Becoming a parent is a life-changing event, both practically – altering routines and sleeping patterns–and more broadly permanently altering a worldview. Josie Long’s first Fringe show in five years focuses on her 13-month-old daughter, going into detail about her pregnancy, the act of giving birth itself and what it all symbolises. For a show with such specific subject matter, its scope is remarkable.

Tender interrogates that most modern polarity: weighing up the unbridled ecstasy of giving birth and the stress of bringing a new life into the world, a fear brought on by climate anxiety, political instability and the rise of the far-right.
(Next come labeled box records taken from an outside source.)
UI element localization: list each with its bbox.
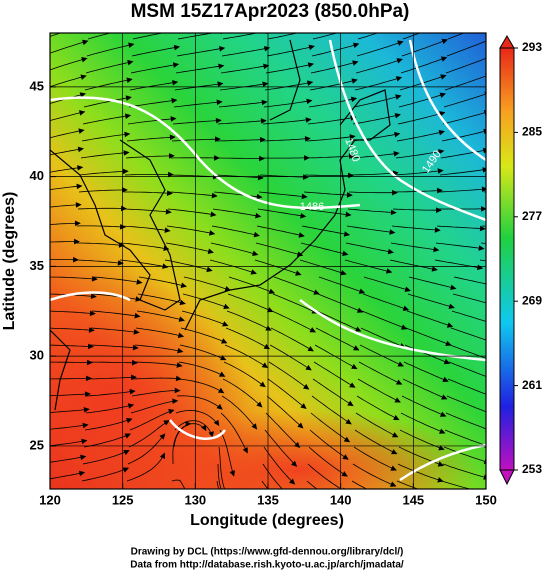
y-tick-label: 25 [30,437,44,452]
x-axis-label: Longitude (degrees) [190,512,344,529]
streamline-arrow [538,322,543,326]
contour-label: 1486 [300,201,324,213]
colorbar-tick-label: 277 [522,209,542,223]
streamline-arrow [527,187,532,191]
colorbar-tick-label: 253 [522,462,542,476]
plot-area: 1480 1490 1486 [0,21,546,530]
streamline-arrow [533,22,538,26]
streamline-arrow [354,26,359,30]
streamline-arrow [541,285,546,289]
streamline-arrow [484,111,489,115]
y-tick-label: 45 [30,78,44,93]
streamline-arrow [487,39,492,43]
streamline-arrow [536,340,541,344]
streamline-arrow [175,28,180,32]
streamline-arrow [532,410,537,414]
streamline-arrow [530,92,535,96]
colorbar-extend [500,470,514,484]
x-tick-label: 135 [257,492,279,507]
colorbar: 253 261 269 277 285 293 [500,36,542,484]
streamline-arrow [528,168,533,172]
colorbar-tick-label: 261 [522,378,542,392]
streamline-arrow [531,74,536,78]
streamline-arrow [399,24,404,28]
streamline-arrow [488,21,493,25]
streamline-arrow [486,56,491,60]
colorbar-extend [500,36,514,48]
streamline-arrow [494,303,499,307]
streamline-arrow [493,322,498,326]
y-tick-label: 40 [30,168,44,183]
streamline-arrow [488,393,493,397]
colorbar-tick-label: 293 [522,40,542,54]
streamline-arrow [484,459,489,463]
x-tick-label: 130 [184,492,206,507]
streamline-arrow [487,410,492,414]
streamline-arrow [531,426,536,430]
colorbar-tick-label: 285 [522,125,542,139]
streamline-arrow [533,393,538,397]
x-tick-label: 145 [402,492,424,507]
streamline-arrow [491,340,496,344]
streamline-arrow [522,265,527,269]
streamline-arrow [130,26,135,30]
streamline-arrow [289,496,294,501]
streamline-arrow [525,226,530,230]
y-tick-label: 30 [30,348,44,363]
y-tick-label: 35 [30,258,44,273]
streamline-arrow [529,148,534,152]
streamline-arrow [223,489,227,494]
y-axis-label: Latitude (degrees) [1,192,18,331]
streamline-arrow [524,246,529,250]
streamline-arrow [437,493,442,497]
streamline-arrow [535,358,540,362]
colorbar-scale [500,48,514,470]
streamline-arrow [531,56,536,60]
streamline-arrow [529,489,534,493]
x-tick-label: 140 [330,492,352,507]
streamline [493,22,538,39]
credit: Drawing by DCL (https://www.gfd-dennou.o… [131,547,404,558]
colorbar-tick-label: 269 [522,293,542,307]
credit: Data from http://database.rish.kyoto-u.a… [130,560,404,571]
streamline-arrow [443,22,448,26]
streamline-arrow [490,358,495,362]
streamline [487,481,534,493]
streamline-arrow [84,23,89,27]
streamline-arrow [227,504,231,509]
x-tick-label: 125 [112,492,134,507]
streamline-arrow [390,498,395,502]
streamline-arrow [310,28,315,32]
x-tick-label: 150 [475,492,497,507]
streamline-arrow [529,111,534,115]
x-tick-label: 120 [39,492,61,507]
streamline-arrow [530,443,535,447]
map-title: MSM 15Z17Apr2023 (850.0hPa) [131,1,410,22]
streamline-arrow [489,376,494,380]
Long’s skill as a comedian is undimmed. Her wild-eyed rants about sleep deprivation are fantastic, her observational material acutely funny, dealing with menstruation tracker apps and keep cups, and the hour is filled with deft callbacks and diligent obedience to the rule of three. The laughs keep coming even when Long goes into detail about going into labour and the act of giving birth, it’s refreshing to see someone so candid about something so personal and so humourous with it, too.

Long’s political fury is focused. There’s contempt for the new Prime Minister, and in particular for the government’s neglect of the NHS, but her message is a hopeful one. Children are the future, the world softens in their presence and they conjure affection from the hardest of football hooligans. The hope is that, like Greta Thunberg, they treat the challenge of saving the planet like the necessity it is.